I am now writing tests for these implementations and I will then try and find your tests for the original mixed responsibility classes to see if these new implementations will produce correct results.

Cpt-xx commented 8 years ago

I've got an issue with your implementation:

fragmatyc commented 8 years ago

Hi Cor, I don't get you second point. The intent of the last test of CommentsWithdrawalCodeSplitterTest is to test the following scenario:

insert into MY_TABLE using template 
    "String value with comment start /* hidden in it" -> MY_COLUMN /* With a comment after */;

That is the point of this.splitter.getParameters().addDontSplitBetweenTwo("\""); which says that we don't want to split comments if the comment delimiter is (in this case) in a String (or perhaps another comment!)

Cpt-xx commented 8 years ago

Sorry I missed the usecase of this one. I'll see what I can do to resolve this.

fragmatyc commented 8 years ago

No worries :)

Cpt-xx commented 8 years ago

Okay, I'm trying to make sense of the CodeSplitterParameters class. Basically it is a list of pairs of unqualified delimiters. The pair of delimiters denoting a comment (e.g. "/" and "/") have the same meaning and contents as the pair of delimiters denoting a String (e.g.""" and """). So how can I make a informed choice between the two?

As there are clear distinctions between a delimiter pair denoting a comment and a pair denoting a String, I would propose to either add a discriminator (in the form of an enum as there is a limited number of possibilities) or to make clear subclasses of the pair (so a CommentsDelimitersPair and a StringDelimitersPair) so the processing methods can make an informed and unambiguous choice between them. Using an enumeration will create the possibility of using a switch and using subclasses will enable polymorphic method calls.

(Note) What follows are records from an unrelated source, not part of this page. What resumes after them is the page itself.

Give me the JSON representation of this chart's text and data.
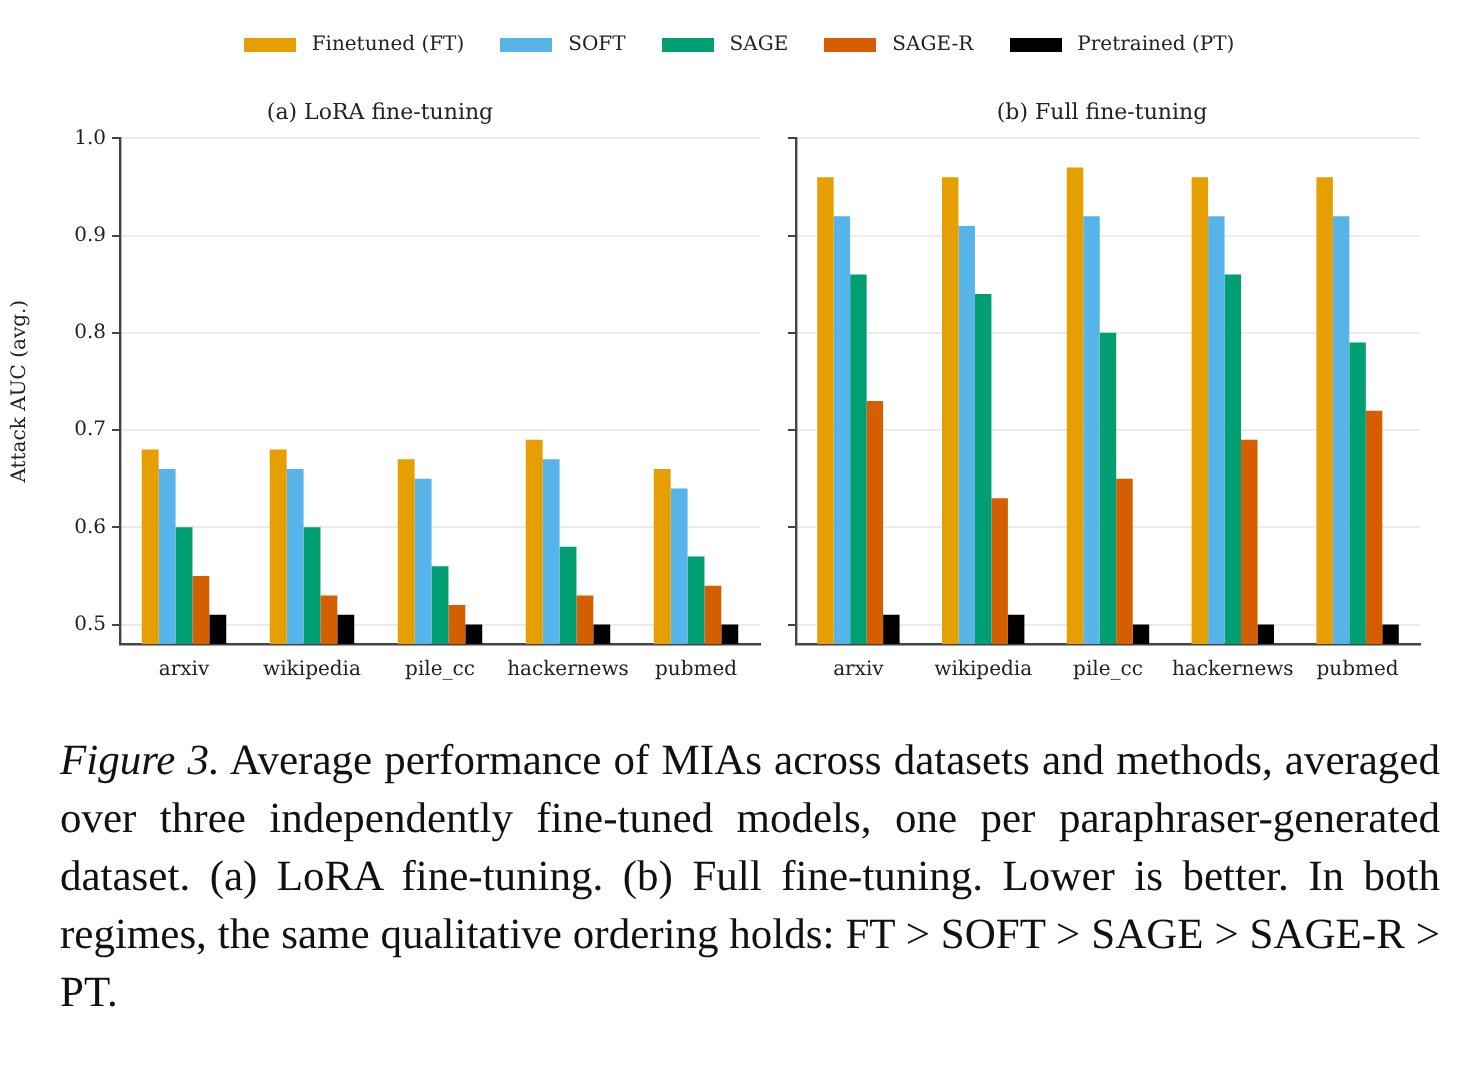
{
  "chart_data": [
    {
      "type": "bar",
      "title": "(a) LoRA fine-tuning",
      "ylabel": "Attack AUC (avg.)",
      "categories": [
        "arxiv",
        "wikipedia",
        "pile_cc",
        "hackernews",
        "pubmed"
      ],
      "series": [
        {
          "name": "Finetuned (FT)",
          "color": "#e69f00",
          "values": [
            0.68,
            0.68,
            0.67,
            0.69,
            0.66
          ]
        },
        {
          "name": "SOFT",
          "color": "#56b4e9",
          "values": [
            0.66,
            0.66,
            0.65,
            0.67,
            0.64
          ]
        },
        {
          "name": "SAGE",
          "color": "#009e73",
          "values": [
            0.6,
            0.6,
            0.56,
            0.58,
            0.57
          ]
        },
        {
          "name": "SAGE-R",
          "color": "#d55e00",
          "values": [
            0.55,
            0.53,
            0.52,
            0.53,
            0.54
          ]
        },
        {
          "name": "Pretrained (PT)",
          "color": "#000000",
          "values": [
            0.51,
            0.51,
            0.5,
            0.5,
            0.5
          ]
        }
      ],
      "ylim": [
        0.48,
        1.0
      ],
      "yticks": [
        {
          "value": 0.5,
          "label": "0.5"
        },
        {
          "value": 0.6,
          "label": "0.6"
        },
        {
          "value": 0.7,
          "label": "0.7"
        },
        {
          "value": 0.8,
          "label": "0.8"
        },
        {
          "value": 0.9,
          "label": "0.9"
        },
        {
          "value": 1.0,
          "label": "1.0"
        }
      ],
      "grid": "y",
      "legend": "top",
      "annotations": [
        "Figure 3.",
        "Average performance of MIAs across datasets and methods, averaged over three independently fine-tuned models, one per paraphraser-generated dataset. (a) LoRA fine-tuning. (b) Full fine-tuning. Lower is better. In both regimes, the same qualitative ordering holds: FT > SOFT > SAGE > SAGE-R > PT."
      ]
    },
    {
      "type": "bar",
      "title": "(b) Full fine-tuning",
      "categories": [
        "arxiv",
        "wikipedia",
        "pile_cc",
        "hackernews",
        "pubmed"
      ],
      "series": [
        {
          "color": "#e69f00",
          "values": [
            0.96,
            0.96,
            0.97,
            0.96,
            0.96
          ]
        },
        {
          "color": "#56b4e9",
          "values": [
            0.92,
            0.91,
            0.92,
            0.92,
            0.92
          ]
        },
        {
          "color": "#009e73",
          "values": [
            0.86,
            0.84,
            0.8,
            0.86,
            0.79
          ]
        },
        {
          "color": "#d55e00",
          "values": [
            0.73,
            0.63,
            0.65,
            0.69,
            0.72
          ]
        },
        {
          "color": "#000000",
          "values": [
            0.51,
            0.51,
            0.5,
            0.5,
            0.5
          ]
        }
      ],
      "ylim": [
        0.48,
        1.0
      ],
      "yticks": [
        {
          "value": 0.5,
          "label": null
        },
        {
          "value": 0.6,
          "label": null
        },
        {
          "value": 0.7,
          "label": null
        },
        {
          "value": 0.8,
          "label": null
        },
        {
          "value": 0.9,
          "label": null
        },
        {
          "value": 1.0,
          "label": null
        }
      ],
      "grid": "y",
      "tick_labels": "x"
    }
  ]
}
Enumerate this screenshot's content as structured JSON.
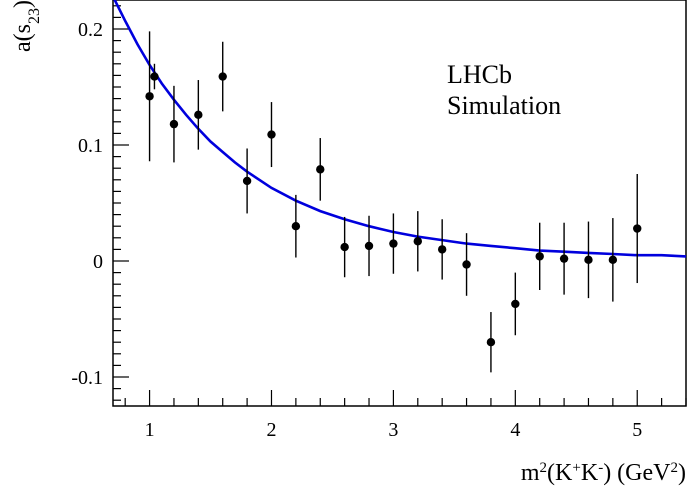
{
  "chart_data": {
    "type": "scatter",
    "xlabel": {
      "base": "m",
      "sup1": "2",
      "mid": "(K",
      "sup2": "+",
      "mid2": "K",
      "sup3": "-",
      "end": ") (GeV",
      "sup4": "2",
      "close": ")"
    },
    "ylabel": {
      "base": "a(s",
      "sub": "23",
      "close": ")"
    },
    "xlim": [
      0.7,
      5.4
    ],
    "ylim": [
      -0.125,
      0.225
    ],
    "x_ticks": [
      1,
      2,
      3,
      4,
      5
    ],
    "x_tick_labels": [
      "1",
      "2",
      "3",
      "4",
      "5"
    ],
    "y_ticks": [
      -0.1,
      0,
      0.1,
      0.2
    ],
    "y_tick_labels": [
      "-0.1",
      "0",
      "0.1",
      "0.2"
    ],
    "annotations": [
      "LHCb",
      "Simulation"
    ],
    "grid": false,
    "series": [
      {
        "kind": "points-with-errors",
        "color": "#000000",
        "points": [
          {
            "x": 1.0,
            "y": 0.142,
            "err": 0.056
          },
          {
            "x": 1.04,
            "y": 0.159,
            "err": 0.011
          },
          {
            "x": 1.2,
            "y": 0.118,
            "err": 0.033
          },
          {
            "x": 1.4,
            "y": 0.126,
            "err": 0.03
          },
          {
            "x": 1.6,
            "y": 0.159,
            "err": 0.03
          },
          {
            "x": 1.8,
            "y": 0.069,
            "err": 0.028
          },
          {
            "x": 2.0,
            "y": 0.109,
            "err": 0.028
          },
          {
            "x": 2.2,
            "y": 0.03,
            "err": 0.027
          },
          {
            "x": 2.4,
            "y": 0.079,
            "err": 0.027
          },
          {
            "x": 2.6,
            "y": 0.012,
            "err": 0.026
          },
          {
            "x": 2.8,
            "y": 0.013,
            "err": 0.026
          },
          {
            "x": 3.0,
            "y": 0.015,
            "err": 0.026
          },
          {
            "x": 3.2,
            "y": 0.017,
            "err": 0.026
          },
          {
            "x": 3.4,
            "y": 0.01,
            "err": 0.026
          },
          {
            "x": 3.6,
            "y": -0.003,
            "err": 0.027
          },
          {
            "x": 3.8,
            "y": -0.07,
            "err": 0.026
          },
          {
            "x": 4.0,
            "y": -0.037,
            "err": 0.027
          },
          {
            "x": 4.2,
            "y": 0.004,
            "err": 0.029
          },
          {
            "x": 4.4,
            "y": 0.002,
            "err": 0.031
          },
          {
            "x": 4.6,
            "y": 0.001,
            "err": 0.033
          },
          {
            "x": 4.8,
            "y": 0.001,
            "err": 0.036
          },
          {
            "x": 5.0,
            "y": 0.028,
            "err": 0.047
          }
        ]
      },
      {
        "kind": "curve",
        "color": "#0000dd",
        "x": [
          0.7,
          0.8,
          0.9,
          1.0,
          1.1,
          1.2,
          1.3,
          1.4,
          1.5,
          1.6,
          1.7,
          1.8,
          1.9,
          2.0,
          2.2,
          2.4,
          2.6,
          2.8,
          3.0,
          3.2,
          3.4,
          3.6,
          3.8,
          4.0,
          4.2,
          4.4,
          4.6,
          4.8,
          5.0,
          5.2,
          5.4
        ],
        "y": [
          0.228,
          0.207,
          0.187,
          0.169,
          0.153,
          0.139,
          0.126,
          0.114,
          0.103,
          0.094,
          0.085,
          0.077,
          0.07,
          0.063,
          0.052,
          0.043,
          0.036,
          0.03,
          0.025,
          0.021,
          0.018,
          0.015,
          0.013,
          0.011,
          0.009,
          0.008,
          0.007,
          0.006,
          0.005,
          0.005,
          0.004
        ]
      }
    ]
  }
}
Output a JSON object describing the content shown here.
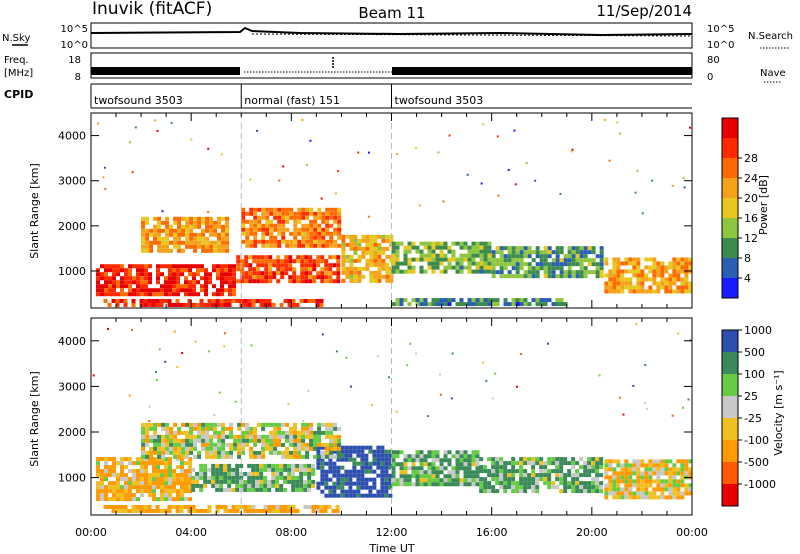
{
  "header": {
    "station": "Inuvik (fitACF)",
    "beam": "Beam 11",
    "date": "11/Sep/2014"
  },
  "panels": {
    "nsky_label": "N.Sky",
    "nsearch_label": "N.Search",
    "freq_label_1": "Freq.",
    "freq_label_2": "[MHz]",
    "nave_label": "Nave",
    "cpid_label": "CPID",
    "noise_ticks_left": [
      "10^5",
      "10^0"
    ],
    "noise_ticks_right": [
      "10^5",
      "10^0"
    ],
    "freq_ticks": [
      "18",
      "8"
    ],
    "nave_ticks": [
      "80",
      "0"
    ]
  },
  "cpid_segments": [
    {
      "start": 0,
      "end": 6,
      "label": "twofsound 3503"
    },
    {
      "start": 6,
      "end": 12,
      "label": "normal (fast) 151"
    },
    {
      "start": 12,
      "end": 24,
      "label": "twofsound 3503"
    }
  ],
  "axes": {
    "ylabel": "Slant Range [km]",
    "y_ticks": [
      1000,
      2000,
      3000,
      4000
    ],
    "y_range_km": [
      180,
      4500
    ],
    "x_range_hours": [
      0,
      24
    ],
    "x_ticks": [
      "00:00",
      "04:00",
      "08:00",
      "12:00",
      "16:00",
      "20:00",
      "00:00"
    ],
    "xlabel": "Time UT"
  },
  "colorbars": {
    "power": {
      "label": "Power [dB]",
      "colors": [
        "#1a1aff",
        "#2a5fb3",
        "#3c8c50",
        "#8ec63f",
        "#e8c81e",
        "#f5a21a",
        "#ff6a00",
        "#ff2a00",
        "#e80000"
      ],
      "ticks": [
        "4",
        "8",
        "12",
        "16",
        "20",
        "24",
        "28"
      ]
    },
    "velocity": {
      "label": "Velocity [m s⁻¹]",
      "colors": [
        "#e80000",
        "#ff5a00",
        "#ff9a00",
        "#f0bf20",
        "#c8c8c8",
        "#66cc44",
        "#3a8a5a",
        "#2d4fb0"
      ],
      "ticks": [
        "-1000",
        "-500",
        "-100",
        "-25",
        "25",
        "100",
        "500",
        "1000"
      ]
    }
  },
  "chart_data": [
    {
      "type": "heatmap",
      "name": "power",
      "x_units": "hours UT",
      "y_units": "km",
      "value_units": "dB",
      "regions": [
        {
          "t0": 0.2,
          "t1": 5.8,
          "r0": 420,
          "r1": 1150,
          "value": 28
        },
        {
          "t0": 5.8,
          "t1": 10.0,
          "r0": 700,
          "r1": 1350,
          "value": 26
        },
        {
          "t0": 2.0,
          "t1": 5.5,
          "r0": 1400,
          "r1": 2200,
          "value": 20
        },
        {
          "t0": 6.0,
          "t1": 10.0,
          "r0": 1500,
          "r1": 2400,
          "value": 22
        },
        {
          "t0": 10.0,
          "t1": 12.0,
          "r0": 700,
          "r1": 1800,
          "value": 18
        },
        {
          "t0": 12.0,
          "t1": 16.0,
          "r0": 900,
          "r1": 1650,
          "value": 12
        },
        {
          "t0": 16.0,
          "t1": 20.5,
          "r0": 800,
          "r1": 1550,
          "value": 10
        },
        {
          "t0": 20.5,
          "t1": 24.0,
          "r0": 500,
          "r1": 1300,
          "value": 20
        },
        {
          "t0": 0.5,
          "t1": 9.5,
          "r0": 200,
          "r1": 380,
          "value": 28
        },
        {
          "t0": 12.0,
          "t1": 19.0,
          "r0": 200,
          "r1": 400,
          "value": 8
        }
      ]
    },
    {
      "type": "heatmap",
      "name": "velocity",
      "x_units": "hours UT",
      "y_units": "km",
      "value_units": "m s^-1",
      "regions": [
        {
          "t0": 0.2,
          "t1": 4.0,
          "r0": 500,
          "r1": 1450,
          "value": -100
        },
        {
          "t0": 4.0,
          "t1": 9.0,
          "r0": 700,
          "r1": 1300,
          "value": 100
        },
        {
          "t0": 9.0,
          "t1": 12.0,
          "r0": 600,
          "r1": 1700,
          "value": 600
        },
        {
          "t0": 12.0,
          "t1": 15.5,
          "r0": 800,
          "r1": 1600,
          "value": 100
        },
        {
          "t0": 15.5,
          "t1": 20.5,
          "r0": 700,
          "r1": 1450,
          "value": 100
        },
        {
          "t0": 20.5,
          "t1": 24.0,
          "r0": 500,
          "r1": 1400,
          "value": -50
        },
        {
          "t0": 2.0,
          "t1": 10.0,
          "r0": 1450,
          "r1": 2200,
          "value": 0
        },
        {
          "t0": 0.5,
          "t1": 10.0,
          "r0": 200,
          "r1": 400,
          "value": -150
        }
      ]
    }
  ]
}
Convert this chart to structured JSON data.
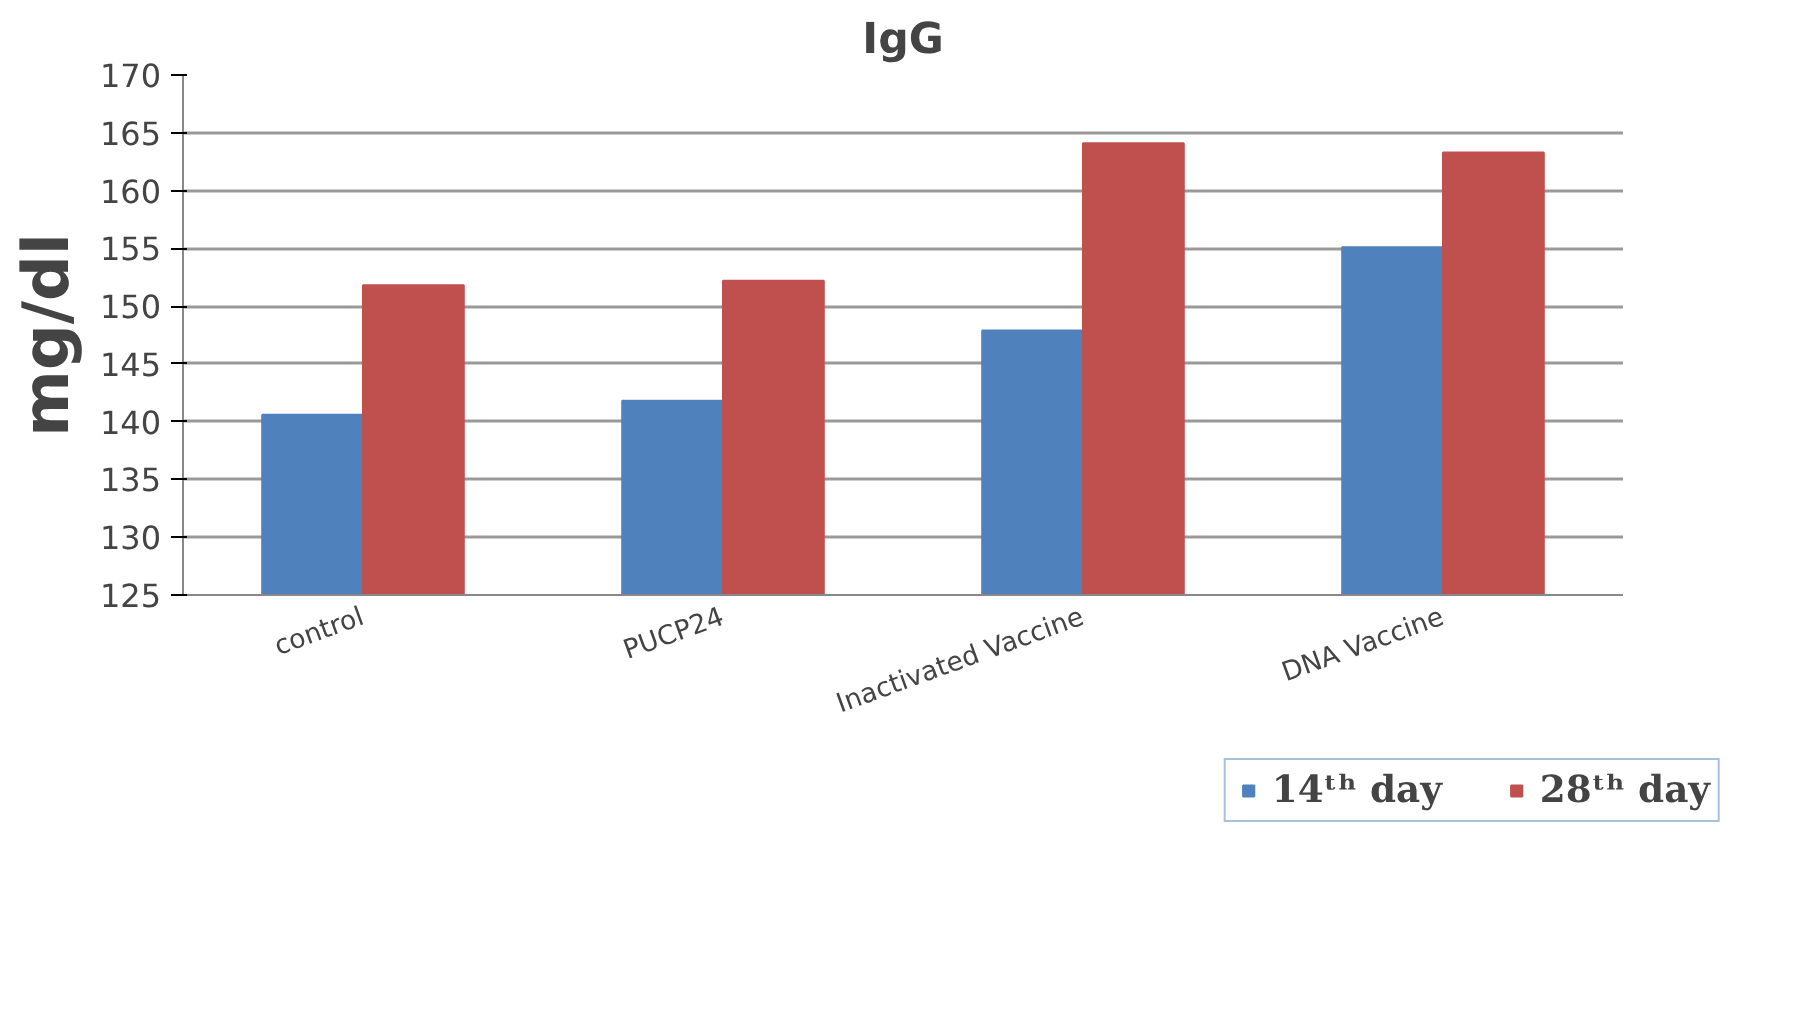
{
  "chart_data": {
    "type": "bar",
    "title": "IgG",
    "ylabel": "mg/dl",
    "categories": [
      "control",
      "PUCP24",
      "Inactivated Vaccine",
      "DNA Vaccine"
    ],
    "series": [
      {
        "name": "14ᵗʰ day",
        "color": "#4f81bd",
        "values": [
          140.6,
          141.8,
          147.9,
          155.1
        ]
      },
      {
        "name": "28ᵗʰ day",
        "color": "#c0504d",
        "values": [
          151.8,
          152.2,
          164.1,
          163.3
        ]
      }
    ],
    "ylim": [
      125,
      170
    ],
    "yticks": [
      125,
      130,
      135,
      140,
      145,
      150,
      155,
      160,
      165,
      170
    ],
    "grid": "y",
    "legend": "bottom"
  }
}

So, please help me make a decision.

fragmatyc commented 8 years ago

Do it as you wish :)

The way I did it at first was to add a "don't split between two delimiters" property. I don't think it's the best solution as we might want to avoid splitting between more than one pair of delimiters. You make the call! I think your proposition of an enum is good, but please look at the class containing sdfl syntax. I'm using reflection on the class instead of enum for inheritance (enum can't extend).

The point is to think and be future proof, isn't it?

Cpt-xx commented 8 years ago

Okay... I'll try and do a proposal (working with unit tests etc.).

However I do want to have some things cleared up/asked:

I will have to think up a nice and clear way of filtering the comments and such out of the input text. The fact that a delimiters appearing in text quotes (and presumably the other way around as well) need to be ignored does throw a bit of a challenge at me. But I will find some nice way I'm sure. It might take some time though...

fragmatyc commented 8 years ago

We surely will need to escape some characters, like the double quotes in a String. Regarding the splitting of code with Strings, I agree it's a bit complex. That is why I had originally created a separated implementation of the code splitter. Perhaps a simple and effective solution could be to remove the strings and put them back after the code is cleaned? It could potentially accelerate the process if we start by removing the Strings instead of removing the new line chars?

Cpt-xx commented 8 years ago

A heads up: I'm working on a solution where any delimiter between a string delimiter is ignored. It is looking good so far, I'm working on (close to) 100% unit test coverage. After that I'll see if that logic works for delimiters between comment delimiters as well (it should, logically speaking).

After THAT we can see if we can adopt this way of working and modify the existing code to use this new material.